Generalizations of the absolute value for real numbers occur in a wide variety of mathematical settings. For example an absolute value is also defined for the complex numbers, the quaternions, ordered rings, fields and vector spaces. The absolute value is closely related to the notions of magnitude, distance, and norm in various mathematical and physical contexts.


So, I'd say that the absolute value of an imaginary number is properly defined as the root given by the OP.

Norms have to obey certain properties regardless of the object the norm is applied to. I'm not saying your wrong, but I have never seen a definition of absolute value that has to be obeyed by generic objects in the way that a norm enforces.

To be a norm (and a normed space), mean you always obey certain rules.
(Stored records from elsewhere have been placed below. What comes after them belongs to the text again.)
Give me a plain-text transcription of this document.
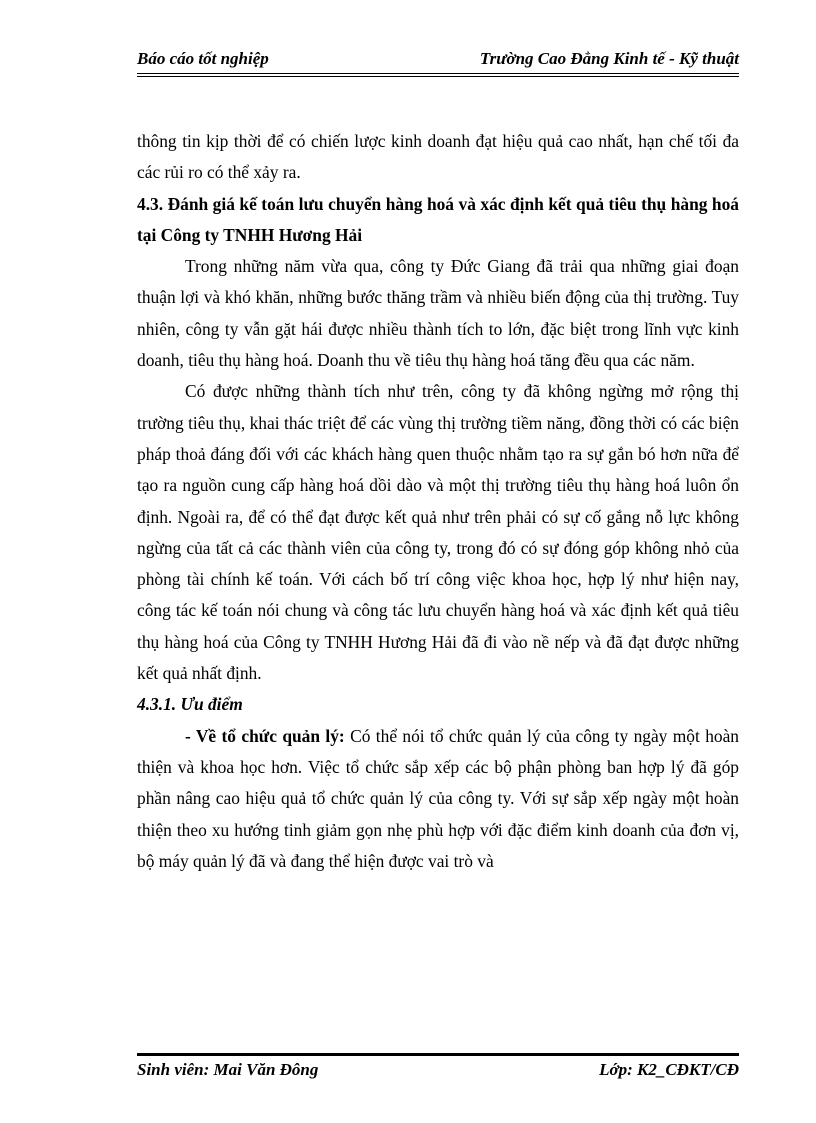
Báo cáo tốt nghiệp	Trường Cao Đẳng Kinh tế - Kỹ thuật

thông tin kịp thời để có chiến lược kinh doanh đạt hiệu quả cao nhất, hạn chế tối đa các rủi ro có thể xảy ra.

4.3. Đánh giá kế toán lưu chuyển hàng hoá và xác định kết quả tiêu thụ hàng hoá tại Công ty TNHH Hương Hải

Trong những năm vừa qua, công ty Đức Giang đã trải qua những giai đoạn thuận lợi và khó khăn, những bước thăng trầm và nhiều biến động của thị trường. Tuy nhiên, công ty vẫn gặt hái được nhiều thành tích to lớn, đặc biệt trong lĩnh vực kinh doanh, tiêu thụ hàng hoá. Doanh thu về tiêu thụ hàng hoá tăng đều qua các năm.

Có được những thành tích như trên, công ty đã không ngừng mở rộng thị trường tiêu thụ, khai thác triệt để các vùng thị trường tiềm năng, đồng thời có các biện pháp thoả đáng đối với các khách hàng quen thuộc nhằm tạo ra sự gắn bó hơn nữa để tạo ra nguồn cung cấp hàng hoá dồi dào và một thị trường tiêu thụ hàng hoá luôn ổn định. Ngoài ra, để có thể đạt được kết quả như trên phải có sự cố gắng nỗ lực không ngừng của tất cả các thành viên của công ty, trong đó có sự đóng góp không nhỏ của phòng tài chính kế toán. Với cách bố trí công việc khoa học, hợp lý như hiện nay, công tác kế toán nói chung và công tác lưu chuyển hàng hoá và xác định kết quả tiêu thụ hàng hoá của Công ty TNHH Hương Hải đã đi vào nề nếp và đã đạt được những kết quả nhất định.

4.3.1. Ưu điểm

- Về tổ chức quản lý: Có thể nói tổ chức quản lý của công ty ngày một hoàn thiện và khoa học hơn. Việc tổ chức sắp xếp các bộ phận phòng ban hợp lý đã góp phần nâng cao hiệu quả tổ chức quản lý của công ty. Với sự sắp xếp ngày một hoàn thiện theo xu hướng tinh giảm gọn nhẹ phù hợp với đặc điểm kinh doanh của đơn vị, bộ máy quản lý đã và đang thể hiện được vai trò và

Sinh viên: Mai Văn Đông	Lớp: K2_CĐKT/CĐ
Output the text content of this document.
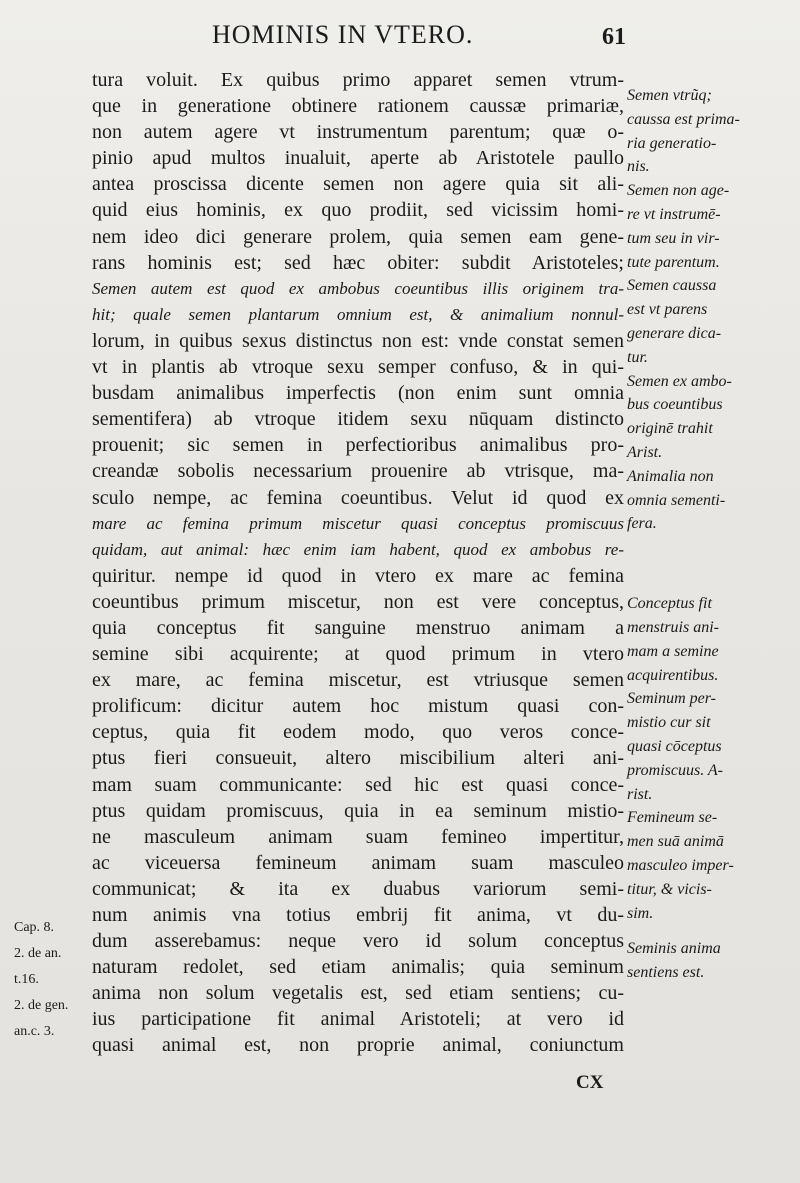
HOMINIS IN VTERO.	61
tura voluit. Ex quibus primo apparet semen vtrum-
que in generatione obtinere rationem caussæ primariæ,
non autem agere vt instrumentum parentum; quæ o-
pinio apud multos inualuit, aperte ab Aristotele paullo
antea proscissa dicente semen non agere quia sit ali-
quid eius hominis, ex quo prodiit, sed vicissim homi-
nem ideo dici generare prolem, quia semen eam gene-
rans hominis est; sed hæc obiter: subdit Aristoteles;
Semen autem est quod ex ambobus coeuntibus illis originem tra-
hit; quale semen plantarum omnium est, & animalium nonnul-
lorum, in quibus sexus distinctus non est: vnde constat semen
vt in plantis ab vtroque sexu semper confuso, & in qui-
busdam animalibus imperfectis (non enim sunt omnia
sementifera) ab vtroque itidem sexu nūquam distincto
prouenit; sic semen in perfectioribus animalibus pro-
creandæ sobolis necessarium prouenire ab vtrisque, ma-
sculo nempe, ac femina coeuntibus. Velut id quod ex
mare ac femina primum miscetur quasi conceptus promiscuus
quidam, aut animal: hæc enim iam habent, quod ex ambobus re-
quiritur. nempe id quod in vtero ex mare ac femina
coeuntibus primum miscetur, non est vere conceptus,
quia conceptus fit sanguine menstruo animam a
semine sibi acquirente; at quod primum in vtero
ex mare, ac femina miscetur, est vtriusque semen
prolificum: dicitur autem hoc mistum quasi con-
ceptus, quia fit eodem modo, quo veros conce-
ptus fieri consueuit, altero miscibilium alteri ani-
mam suam communicante: sed hic est quasi conce-
ptus quidam promiscuus, quia in ea seminum mistio-
ne masculeum animam suam femineo impertitur,
ac viceuersa femineum animam suam masculeo
communicat; & ita ex duabus variorum semi-
num animis vna totius embrij fit anima, vt du-
dum asserebamus: neque vero id solum conceptus
naturam redolet, sed etiam animalis; quia seminum
anima non solum vegetalis est, sed etiam sentiens; cu-
ius participatione fit animal Aristoteli; at vero id
quasi animal est, non proprie animal, coniunctum
Semen vtrũq;
caussa est prima-
ria generatio-
nis.
Semen non age-
re vt instrumē-
tum seu in vir-
tute parentum.
Semen caussa
est vt parens
generare dica-
tur.
Semen ex ambo-
bus coeuntibus
originē trahit
Arist.
Animalia non
omnia sementi-
fera.
Conceptus fit
menstruis ani-
mam a semine
acquirentibus.
Seminum per-
mistio cur sit
quasi cōceptus
promiscuus. A-
rist.
Femineum se-
men suā animā
masculeo imper-
titur, & vicis-
sim.
Seminis anima
sentiens est.
Cap. 8.
2. de an.
t.16.
2. de gen.
an.c. 3.
CX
If you can show me a definition of absolute value in the same kind of context, then I'd like to see it.

 

[Studiot]

Since Jdude didn't properly define a, b or c it is only possible to guess an answer to his question, but it does appear to be about a complex number (c) constructed from a pair of real numbers (a & b), although he uses the same type for both.

He further uses the symbol for the modulus of a complex number, not the symbol for a norm which is a pair of double parallel enclosing lines.

@chiro,
Incidentally my maths dictionary lists 6 different definitions for the word norm - only one applies to the topological use you refer to.

 

[chiro]

Since Jdude didn't properly define a, b or c it is only possible to guess an answer to his question, but it does appear to be about a complex number (c) constructed from a pair of real numbers (a & b), although he uses the same type for both.

He further uses the symbol for the modulus of a complex number, not the symbol for a norm which is a pair of double parallel enclosing lines.

@chiro,
Incidentally my maths dictionary lists 6 different definitions for the word norm - only one applies to the topological use you refer to.

Unfortunately language in general has a tendency to apply one word to many meanings, but its a bit disappointing that it happens in mathematics since one goal of mathematics is to be absolutely crystal clear and 100% unambiguous about what you are talking about.

None the less for the chosen definition (the one out six), I still stand by my statement.